Augusto Ribeiro sorriu, orgulhoso, diante da ousadia dela.
A sessão de brainstorming ganhou força, e Heitor observava em silêncio, satisfeito por ter provocado aquele ambiente criativo. Lançou um sorriso discreto a Ribeiro, que captou sua aprovação.
- Muito bem. As ideias são excelentes. Agora... incluam todas no orçamento já apresentado.
- O quê?! - o grupo reagiu em uníssono.
Julietta ficou boquiaberta.
- Senhor... isso é impossível.
Paulo tentou intervir:
- Talvez possamos adquirir o terreno do lixão e das terras baldias ao lado. Assim, teríamos espaço para essas novas estruturas. Mas, naturalmente, os custos disparariam.
Heitor virou-se novamente para Julietta, incisivo:
- Srta. Sampaio, você calculou tudo com base nos preços de mercado. Mas este é um projeto governamental. Teremos subsídios. Reduza os custos em dez por cento.
Julietta engoliu em seco.
- Está bem, senhor.
- E mais... corte a margem de lucro.
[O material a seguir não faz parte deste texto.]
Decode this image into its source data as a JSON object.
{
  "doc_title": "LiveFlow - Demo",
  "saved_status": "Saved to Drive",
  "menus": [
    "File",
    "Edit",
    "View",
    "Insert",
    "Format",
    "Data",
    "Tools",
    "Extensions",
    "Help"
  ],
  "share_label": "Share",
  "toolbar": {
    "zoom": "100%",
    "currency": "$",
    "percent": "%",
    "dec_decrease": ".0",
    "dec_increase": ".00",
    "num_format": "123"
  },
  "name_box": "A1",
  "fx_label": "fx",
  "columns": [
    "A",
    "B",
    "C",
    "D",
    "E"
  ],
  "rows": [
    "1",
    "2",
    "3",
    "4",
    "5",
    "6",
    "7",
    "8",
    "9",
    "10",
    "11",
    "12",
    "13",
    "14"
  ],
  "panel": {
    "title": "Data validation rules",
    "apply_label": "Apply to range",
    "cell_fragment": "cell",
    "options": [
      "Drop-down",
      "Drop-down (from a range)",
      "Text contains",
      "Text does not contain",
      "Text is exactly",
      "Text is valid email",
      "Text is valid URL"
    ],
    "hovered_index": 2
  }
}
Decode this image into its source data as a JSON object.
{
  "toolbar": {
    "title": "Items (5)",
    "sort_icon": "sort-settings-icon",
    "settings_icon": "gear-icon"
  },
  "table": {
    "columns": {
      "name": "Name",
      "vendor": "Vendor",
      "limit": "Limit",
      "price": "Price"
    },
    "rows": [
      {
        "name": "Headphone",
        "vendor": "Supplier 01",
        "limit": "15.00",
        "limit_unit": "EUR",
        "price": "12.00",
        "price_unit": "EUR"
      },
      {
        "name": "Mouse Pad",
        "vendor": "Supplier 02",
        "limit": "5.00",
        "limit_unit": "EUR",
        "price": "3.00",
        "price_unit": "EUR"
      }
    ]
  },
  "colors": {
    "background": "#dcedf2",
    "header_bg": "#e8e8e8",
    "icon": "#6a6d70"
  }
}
De quinze, para quatro por cento.
- O quê?! - ela não conseguiu conter a incredulidade. - Isso não faz sentido!
O canto da boca dele se ergueu num sorriso calculado.
- Como já disse: é um projeto governamental. Teremos concessões, benefícios fiscais, taxas de royalties. Não trabalharemos de graça, Srta. Sampaio. - Pausou, cravando o olhar nela. - Mas trabalharemos com inteligência.